Monday, April 29, 2013

Trans-cutaneous pacing- What's not to love?

Preparation for Trans-cutaneous pacing (TCP) should be taking place as atropine is being pushed. If atropine does not alleviate symptomatic bradycardia, TCP should be started. If possible, the patient should receive sedation prior to pacing, as it is an uncomfortable experience.
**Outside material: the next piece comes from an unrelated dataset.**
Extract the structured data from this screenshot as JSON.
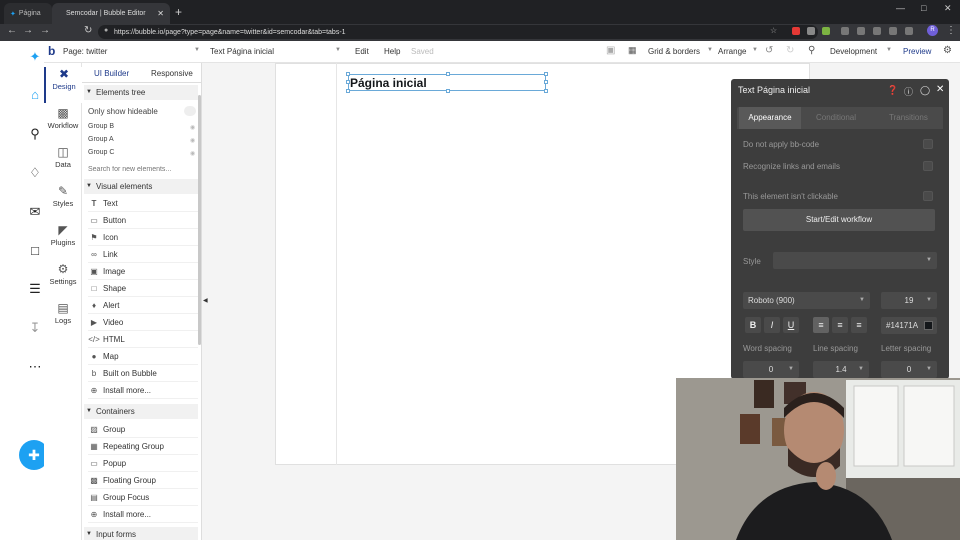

Unfortunately, if the patient is deteriorating quickly, it could become be necessary to begin TCP before sedation. Many forms of sedation may also further compromise blood pressure. The AHA now states that dopamine or epinephrine infusions are an equally effective alternative to TCP; however, these medications often take some time to get started. When a patient has symptomatic bradycardia with signs of poor perfusion (change in mental status, poor blood pressure, decreased capillary refill, etc.), trans-cutaneous pacing is the treatment of choice. Do not delay TCP for the patient with symptomatic bradycardia with signs of poor perfusion. The AHA recommends a 60/min beginning rate which can be modified up or down depending upon the patient’s clinical response. The dose for pacing ought to be set at 2mA (milliamps) higher than the dose that produces determined capture. A carotid pulse shouldn't be used for assessment of circulation as TCP will produce muscular movements which will feel like a n arterial pulse in this region of the neck. Assess circulation using the femoral pulse. TCP is contraindicated for the hypothermic patient, and isn't a suggested treatment for asystole or PEA.. Contributing factors ought to be thought about throughout the ACLS protocol since reversal of a non-cardiac cause can probably return the patient to a state of adequate perfusion.